Мишель Бребёф не мог не согласиться. Сейчас наступила его очередь слушать молча.

Они снова сели, пистолет лежал на столе рядом с Бребёфом. Стаканы с виски оставались нетронутыми.

— Ты сказал, что убил Сержа ЛеДюка, чтобы не пришлось мне. В качестве услуги.

— В качестве компенсации за причинённое, — ответил Бребёф.

— И в то же время, ты перенёс на орудие убийства мои опечатки. Чтобы подозрение пало на меня.

— Нет! Ничего подобного! Я выбрал твои отпечатки, потому что ты всегда вне подозрений.

— И, тем не менее, я под подозрением.

Впервые с начала разговора Бребёф выглядел озадаченным.

— Да. Понимаю. Офицер КККП Желина. Твои люди тебя бы никогда не заподозрили...

— Я бы не был так уверен, — сказал Гамаш. — Унизительно осознавать, что пьедестал не так уж и высок.

Бребёф хмыкнул.

— С возвращением на землю, Арман. Тут слегка грязновато.

— А карта, Мишель? Та, что была в прикроватной тумбочке ЛеДюка? На ней тоже мои отпечатки, и изображение моей деревни. Ты её туда поместил, не так ли? Снова увод следствия по ложному следу.

— Но не в твою сторону.

Гамаш изучал Бребёфа, исследуя морщинки, трещинки, расщелины его лица. Географию и историю, начертанные временем, заботами и одиночеством. Слишком большим количеством выпитого и недостатком мира в душе.

И там наконец он отыскал правду.

— Ты сказал, что в первый же вечер тут сделал два открытия. Первое — русская рулетка. Каким было второе открытие?

Бребёф посмотрел на Армана. На лучики вокруг его глаз и рта. Некоторые из-за невзгод и печали, но по большей части из-за смеха. Из-за довольства жизнью. От радости сидеть возле камина, в компании семьи и друзей, и от улыбок.

Таким могло стать и его лицо, сверни он налево, а не направо. Пойди он вперёд, вместо того, чтобы отступить в сторону. Запереть ворота, вместо того, чтобы распахнуть их.

Мишель Бребёф долгое время ненавидел Армана. Но любил его он ещё дольше.
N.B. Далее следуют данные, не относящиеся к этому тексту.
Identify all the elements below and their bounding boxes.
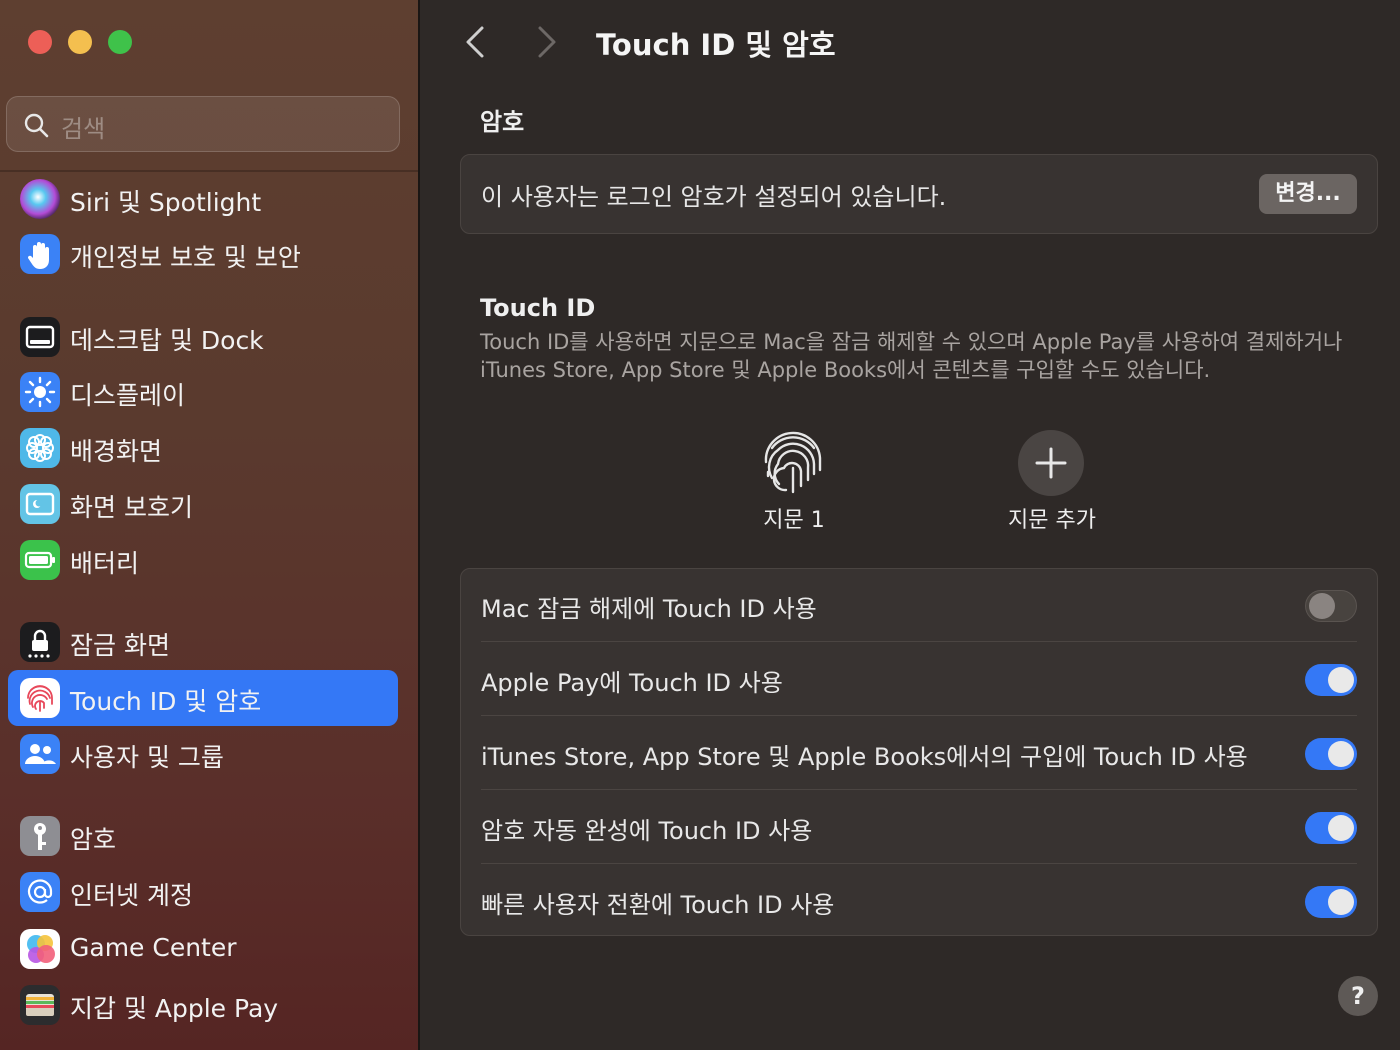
- sidebar-item-siri[interactable]: Siri 및 Spotlight: [8, 171, 398, 227]
- password-autofill-toggle[interactable]: [1305, 812, 1357, 844]
- toggle-knob: [1328, 889, 1354, 915]
- battery-icon: [20, 540, 60, 580]
- screensaver-icon: [20, 484, 60, 524]
- password-section-title: 암호: [480, 108, 525, 136]
- search-icon: [24, 113, 49, 138]
- sidebar-item-internet-accounts[interactable]: 인터넷 계정: [8, 864, 398, 920]
- option-fast-user-switching: 빠른 사용자 전환에 Touch ID 사용: [461, 865, 1377, 939]
- touchid-options-card: Mac 잠금 해제에 Touch ID 사용 Apple Pay에 Touch …: [460, 568, 1378, 936]
- sidebar-item-label: 지갑 및 Apple Pay: [70, 994, 279, 1023]
- sidebar-item-screen-saver[interactable]: 화면 보호기: [8, 476, 398, 532]
- row-separator: [481, 789, 1357, 790]
- sidebar: 검색 Siri 및 Spotlight 개인정보 보호 및 보안 데스크탑 및 …: [0, 0, 418, 1050]
- touchid-description: Touch ID를 사용하면 지문으로 Mac을 잠금 해제할 수 있으며 Ap…: [480, 330, 1343, 382]
- siri-icon: [20, 179, 60, 219]
- option-store-purchases: iTunes Store, App Store 및 Apple Books에서의…: [461, 717, 1377, 791]
- wallet-icon: [20, 985, 60, 1025]
- users-icon: [20, 734, 60, 774]
- option-label: iTunes Store, App Store 및 Apple Books에서의…: [481, 743, 1248, 771]
- sidebar-item-display[interactable]: 디스플레이: [8, 364, 398, 420]
- store-purchases-toggle[interactable]: [1305, 738, 1357, 770]
- option-unlock-mac: Mac 잠금 해제에 Touch ID 사용: [461, 569, 1377, 643]
- fingerprint-1-label: 지문 1: [763, 508, 825, 533]
- option-label: Apple Pay에 Touch ID 사용: [481, 669, 783, 697]
- sidebar-item-label: Touch ID 및 암호: [70, 687, 262, 716]
- sidebar-item-label: 배터리: [70, 549, 140, 578]
- apple-pay-toggle[interactable]: [1305, 664, 1357, 696]
- sidebar-item-label: 암호: [70, 825, 117, 854]
- sidebar-item-label: 개인정보 보호 및 보안: [70, 243, 301, 272]
- sun-icon: [20, 372, 60, 412]
- sidebar-item-label: 인터넷 계정: [70, 881, 193, 910]
- sidebar-item-passwords[interactable]: 암호: [8, 808, 398, 864]
- change-password-button[interactable]: 변경...: [1259, 174, 1357, 214]
- sidebar-item-lock-screen[interactable]: 잠금 화면: [8, 614, 398, 670]
- help-button[interactable]: ?: [1338, 976, 1378, 1016]
- fingerprint-icon[interactable]: [758, 428, 828, 498]
- sidebar-item-touch-id[interactable]: Touch ID 및 암호: [8, 670, 398, 726]
- sidebar-divider: [418, 0, 420, 1050]
- search-field[interactable]: 검색: [6, 96, 400, 152]
- flower-icon: [20, 428, 60, 468]
- fingerprint-icon: [20, 678, 60, 718]
- sidebar-item-label: 배경화면: [70, 437, 163, 466]
- forward-chevron-icon[interactable]: [532, 24, 562, 60]
- sidebar-item-label: Siri 및 Spotlight: [70, 188, 262, 217]
- close-window-button[interactable]: [28, 30, 52, 54]
- sidebar-item-game-center[interactable]: Game Center: [8, 921, 398, 977]
- lock-icon: [20, 622, 60, 662]
- key-icon: [20, 816, 60, 856]
- sidebar-item-desktop-dock[interactable]: 데스크탑 및 Dock: [8, 309, 398, 365]
- row-separator: [481, 715, 1357, 716]
- touchid-section-title: Touch ID: [480, 294, 596, 322]
- sidebar-item-wallpaper[interactable]: 배경화면: [8, 420, 398, 476]
- unlock-mac-toggle[interactable]: [1305, 590, 1357, 622]
- sidebar-item-users-groups[interactable]: 사용자 및 그룹: [8, 726, 398, 782]
- sidebar-item-privacy[interactable]: 개인정보 보호 및 보안: [8, 226, 398, 282]
- minimize-window-button[interactable]: [68, 30, 92, 54]
- option-password-autofill: 암호 자동 완성에 Touch ID 사용: [461, 791, 1377, 865]
- sidebar-item-wallet[interactable]: 지갑 및 Apple Pay: [8, 977, 398, 1033]
- add-fingerprint-button[interactable]: [1018, 430, 1084, 496]
- zoom-window-button[interactable]: [108, 30, 132, 54]
- toggle-knob: [1328, 815, 1354, 841]
- sidebar-item-label: 화면 보호기: [70, 493, 193, 522]
- fast-user-switching-toggle[interactable]: [1305, 886, 1357, 918]
- sidebar-item-label: 잠금 화면: [70, 631, 170, 660]
- sidebar-item-label: 사용자 및 그룹: [70, 743, 224, 772]
- search-placeholder: 검색: [61, 115, 106, 143]
- hand-icon: [20, 234, 60, 274]
- sidebar-item-label: 데스크탑 및 Dock: [70, 326, 264, 355]
- toggle-knob: [1328, 741, 1354, 767]
- option-label: Mac 잠금 해제에 Touch ID 사용: [481, 595, 817, 623]
- back-chevron-icon[interactable]: [460, 24, 490, 60]
- at-icon: [20, 872, 60, 912]
- sidebar-item-battery[interactable]: 배터리: [8, 532, 398, 588]
- add-fingerprint-label: 지문 추가: [1008, 508, 1096, 533]
- plus-icon: [1035, 447, 1067, 479]
- option-apple-pay: Apple Pay에 Touch ID 사용: [461, 643, 1377, 717]
- option-label: 암호 자동 완성에 Touch ID 사용: [481, 817, 813, 845]
- game-center-icon: [20, 929, 60, 969]
- dock-icon: [20, 317, 60, 357]
- password-card: 이 사용자는 로그인 암호가 설정되어 있습니다. 변경...: [460, 154, 1378, 234]
- row-separator: [481, 641, 1357, 642]
- option-label: 빠른 사용자 전환에 Touch ID 사용: [481, 891, 835, 919]
- sidebar-item-label: 디스플레이: [70, 381, 186, 410]
- password-status-text: 이 사용자는 로그인 암호가 설정되어 있습니다.: [481, 183, 947, 211]
- toggle-knob: [1328, 667, 1354, 693]
- page-title: Touch ID 및 암호: [596, 28, 836, 62]
- sidebar-item-label: Game Center: [70, 933, 237, 962]
- toggle-knob: [1309, 593, 1335, 619]
- row-separator: [481, 863, 1357, 864]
— Я думал, ты знаешь, — сказал Мишель.

— Скажи мне.

— Амелия Шоке.

Вот оно. Вот она.

— Когда ЛеДюк заявил о нынешнем жалком наборе кадетов, о ней он упомянул особо. Имя было знакомым, но не более. И вот ЛеДюк сообщил, что сам он отклонил её заявление, а ты это решение отменил. И тут всё сложилось. Я понял, кто она и почему она здесь.

— И почему?

— Служение. Честь. Правосудие. Наконец, ты обрел средство для исполнения правосудия.

— Ты решил, что я задумал отыграться на ней?

— А разве нет? Зачем ещё держать её здесь? Зачем принимать в Академию девчонку, так откровенно не подходящую для полицейской работы?

— Да чем же не подходящую?! Потому что она не похожа на остальных? Non, Мишель. Цель заключалась не в мести или даже правосудии. Я не собирался её обижать. Я хотел спасти её.

Мишель Бребёф тупо, непонимающе уставился на Гамаша.

— И спасти себя, — добавил Арман. — Единственную возможность стать наконец свободным я вижу не в том, чтобы причинить боль в ответ на боль причиненную. Но в том, чтобы совершить что-то достойное. Не скажу, что это легко. Ты не представляешь, сколько раз я убирал её досье в стопку отказников. Понимая, как подобное моё решение отразится на ней. Это будет жизнь, полная отчаянья. В итоге Амелию Шоке обнаружат в переулке, сточной канаве или меблированных комнатах. Мертвую.

Арман посмотрел на свои ладони, на еле заметный шрам на пальце.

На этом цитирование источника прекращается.